I hope you have someone who challenges you to move off the “safe middle ground.” Life is meant to be experienced & not just tolerated. Have some fun, try something new or complete something you started long ago. I wish you peace along your journey & maybe you’ll listen to this catchy tune. Don’t let fear win. May you be “All in” on your journey of enough.

So close…

Do you ever feel like this pool ball? Do you feel on the edge – soooo close, just not quite there? What’s the thing you need to push you forward or onto something great? How long will you sit there?

A few things happened to me after I had cancer. Aside from physical changes, my outlook on life changed some also. “Life is too short” took on a whole new meaning for me. I would sit at my desk job, feeling bad because I wasn’t making a difference in the world.

Life is too short to be unhappy.

Life is too short to be stressed.

Life is too short to be angry.

Life is too short to _____ (fill in the blank).

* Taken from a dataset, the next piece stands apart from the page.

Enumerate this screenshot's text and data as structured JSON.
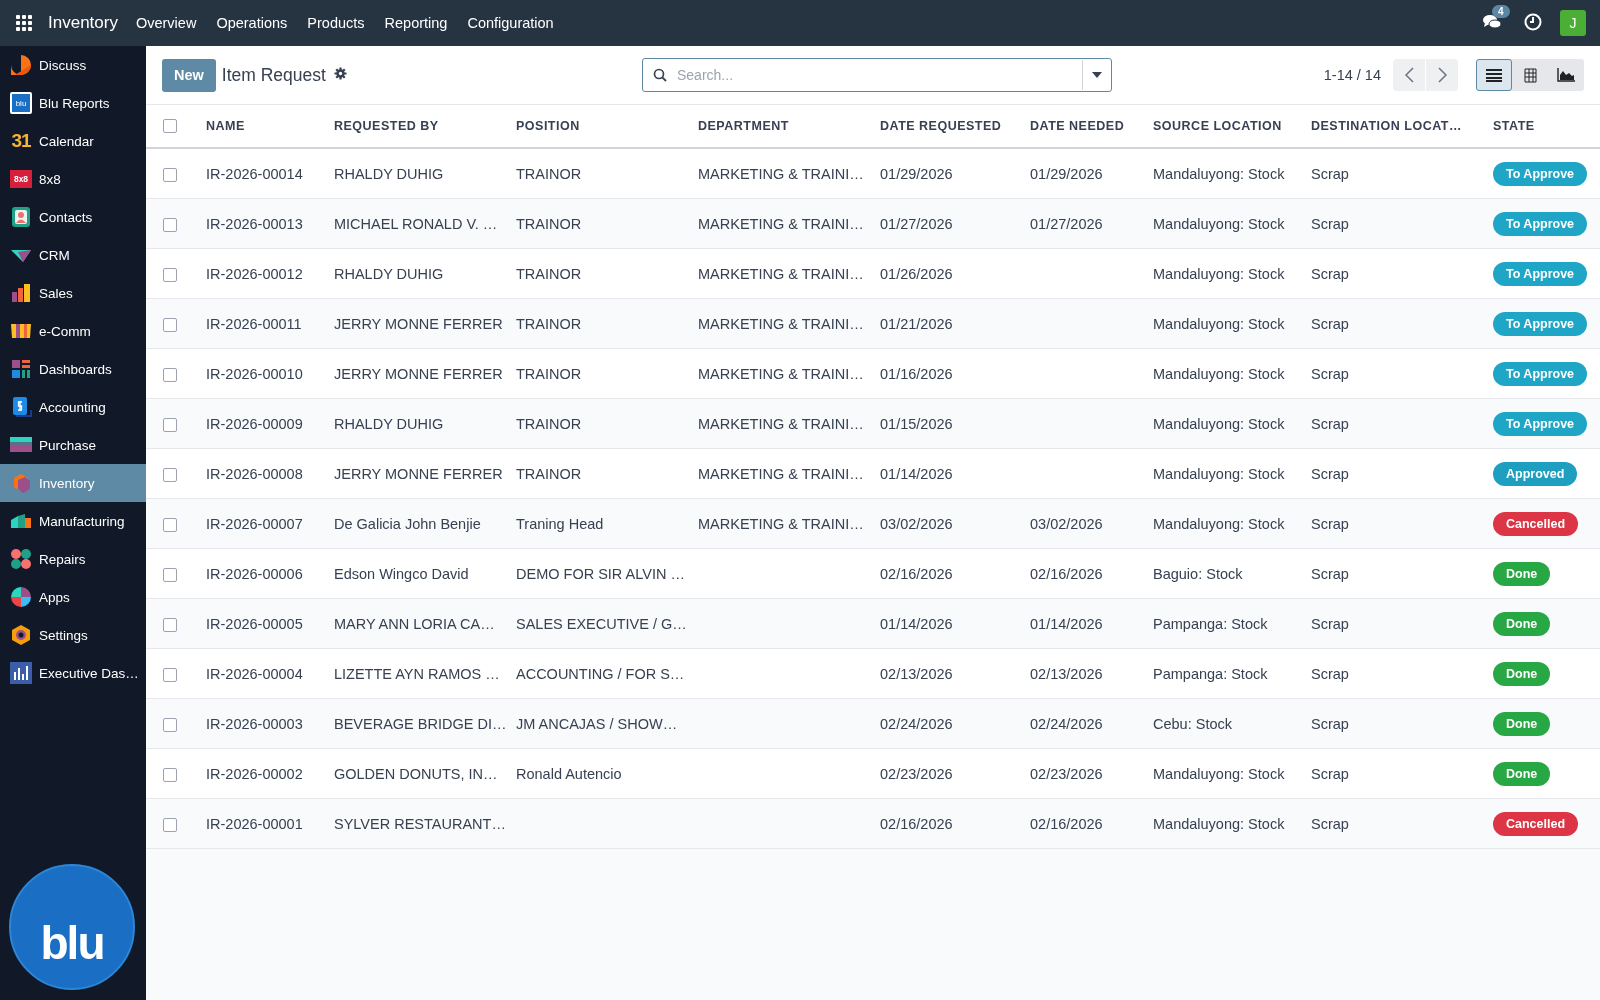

I might not be “changing the world” like I envisioned, but I am changing my world and my family’s world. I’ve tried a bunch of new things in the last 3 years… I joined a wine club, taken a Healing Touch class, joined a church small group, become a co-chair of our Relay for Life team, taken intuition & spirit classes and shot a bow & arrow. Do you ever get a whispering feeling nudging you in a certain direction? If you don’t pay attention to it, does it get louder? Are you like the pool ball, sitting on the edge? Don’t let fear hold you back. There is a Christian radio song called “Fear is a Liar.” It’s a great song. Fear is a liar. It will try to keep you small and safe and comfortable. Don’t believe the lies.

On your journey of enough, I hope you listen to the nudge instead of just sitting on the edge. I hope you take a risk, make someone smile, try something new, meet a new friend, experience something amazing. Peace be with you on your journey. Life really is short – make the most of it.